The company had said on June 4 it had stopped some activities at its Mariana complex near Xingu, following a notification from the regional labour superintendent (SRT), which was expected to have an estimated impact of 40,500 tonnes per day on iron ore fines production.
At the time, Vale said the dam was not at imminent risk of rupture and its safety conditions remained unchanged.
Xingu dam's emergency level had been raised from one to two in September until further investigations were carried out after being reclassified from a drained stack to an upstream tailings dam.
The decomissioned Xingu dam was now at "imminent risk of collapsing" according to a statement last week by the regional labor department, Reuters reported.

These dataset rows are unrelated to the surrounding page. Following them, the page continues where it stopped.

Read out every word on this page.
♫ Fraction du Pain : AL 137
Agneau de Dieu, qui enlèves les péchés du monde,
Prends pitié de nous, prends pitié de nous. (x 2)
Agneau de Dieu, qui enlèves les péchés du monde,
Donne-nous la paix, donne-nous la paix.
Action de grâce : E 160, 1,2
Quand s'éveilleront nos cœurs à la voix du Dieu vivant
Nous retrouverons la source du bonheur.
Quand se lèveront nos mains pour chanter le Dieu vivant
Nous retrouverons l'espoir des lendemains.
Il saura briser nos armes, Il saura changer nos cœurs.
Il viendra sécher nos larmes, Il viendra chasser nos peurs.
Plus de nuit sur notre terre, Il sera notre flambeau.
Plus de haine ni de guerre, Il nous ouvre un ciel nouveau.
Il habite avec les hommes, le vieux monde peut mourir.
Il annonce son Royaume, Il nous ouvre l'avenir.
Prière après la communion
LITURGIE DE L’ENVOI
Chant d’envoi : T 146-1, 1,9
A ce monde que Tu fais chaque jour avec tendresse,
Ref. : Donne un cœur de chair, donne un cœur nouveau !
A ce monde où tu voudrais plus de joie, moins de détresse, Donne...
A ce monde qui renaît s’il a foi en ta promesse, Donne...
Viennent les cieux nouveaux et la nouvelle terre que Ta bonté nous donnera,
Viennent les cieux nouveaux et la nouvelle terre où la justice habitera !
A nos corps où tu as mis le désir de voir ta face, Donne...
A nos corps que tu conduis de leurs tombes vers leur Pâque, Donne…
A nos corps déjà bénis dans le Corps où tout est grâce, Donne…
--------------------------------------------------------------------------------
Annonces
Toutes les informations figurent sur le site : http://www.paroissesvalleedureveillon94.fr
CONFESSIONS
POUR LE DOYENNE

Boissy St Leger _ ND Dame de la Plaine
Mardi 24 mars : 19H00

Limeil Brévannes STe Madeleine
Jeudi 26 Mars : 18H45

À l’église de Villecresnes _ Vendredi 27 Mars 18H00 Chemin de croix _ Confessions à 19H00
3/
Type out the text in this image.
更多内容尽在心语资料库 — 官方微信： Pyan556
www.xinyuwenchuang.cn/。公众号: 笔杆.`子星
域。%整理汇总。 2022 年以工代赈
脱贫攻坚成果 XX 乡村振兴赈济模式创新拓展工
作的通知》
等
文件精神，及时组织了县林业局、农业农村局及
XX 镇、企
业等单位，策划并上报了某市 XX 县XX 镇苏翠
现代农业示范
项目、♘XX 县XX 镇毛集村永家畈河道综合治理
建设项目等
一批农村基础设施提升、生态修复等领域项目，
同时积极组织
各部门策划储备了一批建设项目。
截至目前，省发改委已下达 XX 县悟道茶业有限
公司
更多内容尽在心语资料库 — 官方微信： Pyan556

Vale issued a response in a securities filing on Friday.
"Vale SA clarifies, in relation to news published in the press, that there is no imminent risk of rupture of the Xingu dam, nor a change in the dam's conditions or safety level, which remains at level 2," it said.
"The Xingu dam is continuously monitored and inspected by a specialised technical team and is included in the company's dam decharacterisation plan."
It said the dam's self-rescue zone remained evacuated and in accordance with the SRT, it had suspended access to the flood zone and was only allowing essential access "to stabilise the structure, with a strict safety protocol".
"In collaboration with SRT, Vale is taking measures to continue to guarantee the safety of workers, in order to allow the resumption of activities," the company said.
Its operations have been under increased scrutiny and restrictions since its Brumadinho dam collapse in 2019, which killed 270 people.
Vale has previously said it expected to produce 315-335Mt of iron ore this year and is aiming to increase annual output to 400Mt.
Its shares (BZ: VALE3) closed up 2.2% on Friday to BRL113.34, valuing it at BRL 585 billion (US$114 billion) as the iron ore price strengthened above US$200/t on continuing demand from China.